Modify `pre-compact-snapshot.sh` to extract from the transcript:

1. **Automation ratio**: output_tokens / (output_tokens + user_input_tokens)
2. **Model ID**: already available from API metadata
3. **Test pass/fail counts**: parse tool call results for test outcomes
4. **File churn**: count Edit/Write tool calls per unique file
5. **Public push flag**: detect `git push` in tool calls

Add these fields to the JSONL log alongside existing metrics.

Estimated effort: extend the existing Python/bash parsing, ~100 lines.

### Phase 2: Post-conversation signals

Add an optional post-commit hook:

6. **Review delta**: compare AI-generated code (from transcript) with
   actual committed code. Measures human review effort.

Estimated effort: new hook, ~50 lines. Requires git integration.
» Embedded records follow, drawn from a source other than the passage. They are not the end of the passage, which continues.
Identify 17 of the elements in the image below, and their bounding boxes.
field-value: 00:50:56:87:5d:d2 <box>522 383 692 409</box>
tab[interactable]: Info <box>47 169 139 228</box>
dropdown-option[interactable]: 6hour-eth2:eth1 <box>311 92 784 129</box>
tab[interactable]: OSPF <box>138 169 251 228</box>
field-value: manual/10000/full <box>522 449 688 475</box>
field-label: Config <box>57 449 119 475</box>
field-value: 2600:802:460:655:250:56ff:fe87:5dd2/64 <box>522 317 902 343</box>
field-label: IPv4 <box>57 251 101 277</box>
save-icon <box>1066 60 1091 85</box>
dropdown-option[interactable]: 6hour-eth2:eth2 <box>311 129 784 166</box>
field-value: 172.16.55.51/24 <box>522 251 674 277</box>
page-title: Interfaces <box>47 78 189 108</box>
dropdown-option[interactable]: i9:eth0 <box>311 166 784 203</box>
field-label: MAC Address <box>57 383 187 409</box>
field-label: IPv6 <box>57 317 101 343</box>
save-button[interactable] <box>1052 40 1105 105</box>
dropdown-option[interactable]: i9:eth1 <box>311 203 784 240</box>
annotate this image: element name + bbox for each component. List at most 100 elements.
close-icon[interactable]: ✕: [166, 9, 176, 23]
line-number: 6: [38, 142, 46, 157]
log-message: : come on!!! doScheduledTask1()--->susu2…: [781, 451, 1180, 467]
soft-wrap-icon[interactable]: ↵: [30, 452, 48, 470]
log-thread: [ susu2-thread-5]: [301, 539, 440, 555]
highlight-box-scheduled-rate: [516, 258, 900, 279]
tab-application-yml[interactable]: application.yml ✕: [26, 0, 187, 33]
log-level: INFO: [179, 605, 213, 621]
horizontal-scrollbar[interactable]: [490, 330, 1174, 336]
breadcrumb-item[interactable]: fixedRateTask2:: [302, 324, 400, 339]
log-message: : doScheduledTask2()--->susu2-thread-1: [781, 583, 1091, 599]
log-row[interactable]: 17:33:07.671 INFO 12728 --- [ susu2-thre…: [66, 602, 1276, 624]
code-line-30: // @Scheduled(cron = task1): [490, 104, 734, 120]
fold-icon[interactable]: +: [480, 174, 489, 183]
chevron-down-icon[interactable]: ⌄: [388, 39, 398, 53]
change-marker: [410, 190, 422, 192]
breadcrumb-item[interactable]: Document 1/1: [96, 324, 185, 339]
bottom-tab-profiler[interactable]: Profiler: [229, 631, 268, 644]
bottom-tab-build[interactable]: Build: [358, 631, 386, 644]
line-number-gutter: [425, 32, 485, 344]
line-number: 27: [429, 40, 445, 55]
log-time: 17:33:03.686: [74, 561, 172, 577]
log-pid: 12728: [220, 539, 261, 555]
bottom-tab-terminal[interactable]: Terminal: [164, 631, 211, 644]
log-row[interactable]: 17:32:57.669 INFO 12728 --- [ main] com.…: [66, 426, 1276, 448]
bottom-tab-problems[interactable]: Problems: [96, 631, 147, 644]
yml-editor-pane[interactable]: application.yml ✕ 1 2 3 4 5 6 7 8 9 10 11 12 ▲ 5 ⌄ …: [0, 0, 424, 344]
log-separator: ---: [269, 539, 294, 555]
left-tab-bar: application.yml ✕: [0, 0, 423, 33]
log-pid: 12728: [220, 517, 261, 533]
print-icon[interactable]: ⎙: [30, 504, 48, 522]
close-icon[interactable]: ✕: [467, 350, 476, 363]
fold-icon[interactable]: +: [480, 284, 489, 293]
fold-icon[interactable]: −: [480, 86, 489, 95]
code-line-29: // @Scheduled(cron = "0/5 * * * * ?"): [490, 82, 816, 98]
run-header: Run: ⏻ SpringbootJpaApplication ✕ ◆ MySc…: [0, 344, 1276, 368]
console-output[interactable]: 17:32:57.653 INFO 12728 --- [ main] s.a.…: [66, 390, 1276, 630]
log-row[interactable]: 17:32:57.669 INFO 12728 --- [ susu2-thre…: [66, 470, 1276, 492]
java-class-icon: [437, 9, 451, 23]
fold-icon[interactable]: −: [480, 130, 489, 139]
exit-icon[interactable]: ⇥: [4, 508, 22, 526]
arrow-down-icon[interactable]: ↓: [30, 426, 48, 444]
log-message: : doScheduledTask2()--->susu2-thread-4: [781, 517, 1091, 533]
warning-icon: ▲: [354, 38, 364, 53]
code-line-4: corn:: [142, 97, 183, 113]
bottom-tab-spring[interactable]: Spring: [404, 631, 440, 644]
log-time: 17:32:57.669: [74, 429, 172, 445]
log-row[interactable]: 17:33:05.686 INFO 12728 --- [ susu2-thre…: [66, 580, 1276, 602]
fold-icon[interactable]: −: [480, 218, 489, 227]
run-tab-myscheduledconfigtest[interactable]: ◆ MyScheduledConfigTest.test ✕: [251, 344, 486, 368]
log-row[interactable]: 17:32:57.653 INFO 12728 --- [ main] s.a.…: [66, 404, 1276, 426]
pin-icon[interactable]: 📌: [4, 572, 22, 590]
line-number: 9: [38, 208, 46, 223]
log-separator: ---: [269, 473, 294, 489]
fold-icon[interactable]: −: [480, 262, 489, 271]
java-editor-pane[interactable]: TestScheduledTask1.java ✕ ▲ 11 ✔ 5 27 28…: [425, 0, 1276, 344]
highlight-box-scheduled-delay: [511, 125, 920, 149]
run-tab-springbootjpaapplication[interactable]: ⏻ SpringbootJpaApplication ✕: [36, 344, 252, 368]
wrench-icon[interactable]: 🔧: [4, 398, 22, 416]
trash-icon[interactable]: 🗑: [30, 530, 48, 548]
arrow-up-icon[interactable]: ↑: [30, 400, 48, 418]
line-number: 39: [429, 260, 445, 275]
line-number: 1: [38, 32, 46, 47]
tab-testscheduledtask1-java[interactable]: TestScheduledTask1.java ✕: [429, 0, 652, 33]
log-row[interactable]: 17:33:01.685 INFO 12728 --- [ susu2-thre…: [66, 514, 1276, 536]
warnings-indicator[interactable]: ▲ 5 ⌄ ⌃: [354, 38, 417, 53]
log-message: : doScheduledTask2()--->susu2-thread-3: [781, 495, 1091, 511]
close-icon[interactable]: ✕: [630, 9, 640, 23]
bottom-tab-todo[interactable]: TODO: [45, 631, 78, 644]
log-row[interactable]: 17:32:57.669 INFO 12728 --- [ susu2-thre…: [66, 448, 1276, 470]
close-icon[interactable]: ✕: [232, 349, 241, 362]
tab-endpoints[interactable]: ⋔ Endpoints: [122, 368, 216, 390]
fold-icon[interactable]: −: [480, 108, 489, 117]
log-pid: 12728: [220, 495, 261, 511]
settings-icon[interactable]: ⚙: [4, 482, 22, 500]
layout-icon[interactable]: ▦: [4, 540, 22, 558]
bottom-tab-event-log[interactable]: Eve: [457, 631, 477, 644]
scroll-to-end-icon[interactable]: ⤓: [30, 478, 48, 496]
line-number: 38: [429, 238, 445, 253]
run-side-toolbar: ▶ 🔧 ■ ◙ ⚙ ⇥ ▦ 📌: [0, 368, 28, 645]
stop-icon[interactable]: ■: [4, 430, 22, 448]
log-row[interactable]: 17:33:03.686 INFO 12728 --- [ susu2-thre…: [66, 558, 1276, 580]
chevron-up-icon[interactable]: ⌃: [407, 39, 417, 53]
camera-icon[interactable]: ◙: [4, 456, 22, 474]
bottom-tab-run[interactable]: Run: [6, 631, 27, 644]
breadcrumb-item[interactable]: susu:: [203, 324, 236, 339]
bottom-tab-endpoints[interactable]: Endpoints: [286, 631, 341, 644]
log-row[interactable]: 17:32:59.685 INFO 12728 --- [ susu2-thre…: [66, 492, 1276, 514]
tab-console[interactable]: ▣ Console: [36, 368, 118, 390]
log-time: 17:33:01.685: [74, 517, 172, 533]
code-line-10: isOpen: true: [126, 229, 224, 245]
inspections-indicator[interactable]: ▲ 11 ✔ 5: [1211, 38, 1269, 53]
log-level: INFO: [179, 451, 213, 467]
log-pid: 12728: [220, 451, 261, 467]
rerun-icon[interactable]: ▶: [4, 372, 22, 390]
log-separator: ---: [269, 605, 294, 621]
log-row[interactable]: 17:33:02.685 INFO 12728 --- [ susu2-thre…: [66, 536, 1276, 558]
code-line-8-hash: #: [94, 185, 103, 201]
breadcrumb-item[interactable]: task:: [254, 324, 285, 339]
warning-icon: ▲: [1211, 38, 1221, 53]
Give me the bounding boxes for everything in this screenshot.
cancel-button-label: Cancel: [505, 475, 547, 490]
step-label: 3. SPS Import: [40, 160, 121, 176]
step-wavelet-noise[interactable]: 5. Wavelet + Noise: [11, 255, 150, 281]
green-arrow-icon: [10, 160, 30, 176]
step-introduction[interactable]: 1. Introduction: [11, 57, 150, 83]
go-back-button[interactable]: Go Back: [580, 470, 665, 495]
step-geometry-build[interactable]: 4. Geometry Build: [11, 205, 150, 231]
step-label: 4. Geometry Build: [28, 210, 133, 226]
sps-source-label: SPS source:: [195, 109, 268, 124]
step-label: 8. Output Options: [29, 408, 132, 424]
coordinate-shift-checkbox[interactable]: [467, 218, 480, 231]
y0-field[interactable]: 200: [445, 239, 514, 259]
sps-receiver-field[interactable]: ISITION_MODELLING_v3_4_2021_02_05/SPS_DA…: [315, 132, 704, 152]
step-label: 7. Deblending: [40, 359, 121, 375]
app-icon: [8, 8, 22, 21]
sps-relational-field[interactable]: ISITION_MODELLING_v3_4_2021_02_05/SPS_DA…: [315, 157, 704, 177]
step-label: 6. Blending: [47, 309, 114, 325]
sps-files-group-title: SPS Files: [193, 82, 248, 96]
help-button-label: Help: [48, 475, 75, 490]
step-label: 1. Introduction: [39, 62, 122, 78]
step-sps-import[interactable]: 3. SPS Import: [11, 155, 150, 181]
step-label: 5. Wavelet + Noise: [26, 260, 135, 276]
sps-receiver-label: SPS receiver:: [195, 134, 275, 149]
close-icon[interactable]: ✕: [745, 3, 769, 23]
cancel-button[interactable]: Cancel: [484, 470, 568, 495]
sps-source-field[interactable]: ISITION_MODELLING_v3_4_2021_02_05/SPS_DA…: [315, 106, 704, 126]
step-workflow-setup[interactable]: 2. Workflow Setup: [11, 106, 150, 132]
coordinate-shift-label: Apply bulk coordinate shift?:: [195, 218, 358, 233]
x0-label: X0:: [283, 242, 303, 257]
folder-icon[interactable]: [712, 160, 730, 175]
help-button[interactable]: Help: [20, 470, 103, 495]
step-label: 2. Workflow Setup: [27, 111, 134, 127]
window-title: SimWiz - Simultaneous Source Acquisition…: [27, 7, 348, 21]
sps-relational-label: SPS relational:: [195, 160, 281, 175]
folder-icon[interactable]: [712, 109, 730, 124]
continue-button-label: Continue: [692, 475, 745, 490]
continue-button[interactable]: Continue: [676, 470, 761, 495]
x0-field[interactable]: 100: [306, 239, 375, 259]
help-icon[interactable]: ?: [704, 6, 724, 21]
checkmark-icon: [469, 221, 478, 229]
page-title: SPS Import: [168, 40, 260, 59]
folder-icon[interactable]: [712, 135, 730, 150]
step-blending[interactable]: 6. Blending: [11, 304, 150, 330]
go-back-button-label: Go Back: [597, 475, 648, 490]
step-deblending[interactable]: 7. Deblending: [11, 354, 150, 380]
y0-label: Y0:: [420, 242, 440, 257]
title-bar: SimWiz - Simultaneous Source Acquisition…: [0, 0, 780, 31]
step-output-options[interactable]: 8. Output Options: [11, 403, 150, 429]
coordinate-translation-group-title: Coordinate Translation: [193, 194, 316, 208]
### Phase 3: Aggregate metrics

Build a dashboard script (extend `show-impact.sh`) that computes
portfolio-level metrics across sessions:

7. **Monoculture index**: provider concentration over time
8. **Spend concentration**: cumulative $ per provider
9. **Displacement profile**: % of sessions by substitution type
10. **RLHF demand estimate**: cumulative annotation labor proxy

### Phase 4: Methodology update

Update `impact-methodology.md` Section 19 confidence summary:
- Move categories with proxies from "Unquantifiable" to "Proxy available"
- Document each proxy's limitations honestly
- Update the toolkit README to reflect new capabilities

Update `impact-toolkit/README.md` to accurately describe what the
toolkit measures.

## What this does NOT do

- It does not make the unquantifiable quantifiable. Some costs remain
  qualitative by design.
- It does not produce a single "social cost score." Collapsing
  incommensurable harms into one number would be dishonest.
- It does not claim precision. Every proxy is explicitly labeled with
  its confidence and failure modes.

## Success criteria

- The toolkit reports at least 5 non-environmental metrics per session.
- Each metric has documented limitations in the methodology.
- The confidence summary has fewer "Unquantifiable" entries.
- No metric is misleading — a proxy that doesn't work is removed, not
  kept for show.

## Risks

- **Goodhart's law**: Once measured, users may optimize for the metric
  rather than the underlying cost (e.g., adding fake user tokens to
  lower automation ratio). Mitigate by documenting that proxies are
  indicators, not targets.
- **False precision**: Numbers create an illusion of understanding.
  Mitigate by always showing confidence levels alongside values.
- **Scope creep**: Trying to measure everything dilutes the toolkit's
  usability. Start with Phase 1 only, evaluate before proceeding.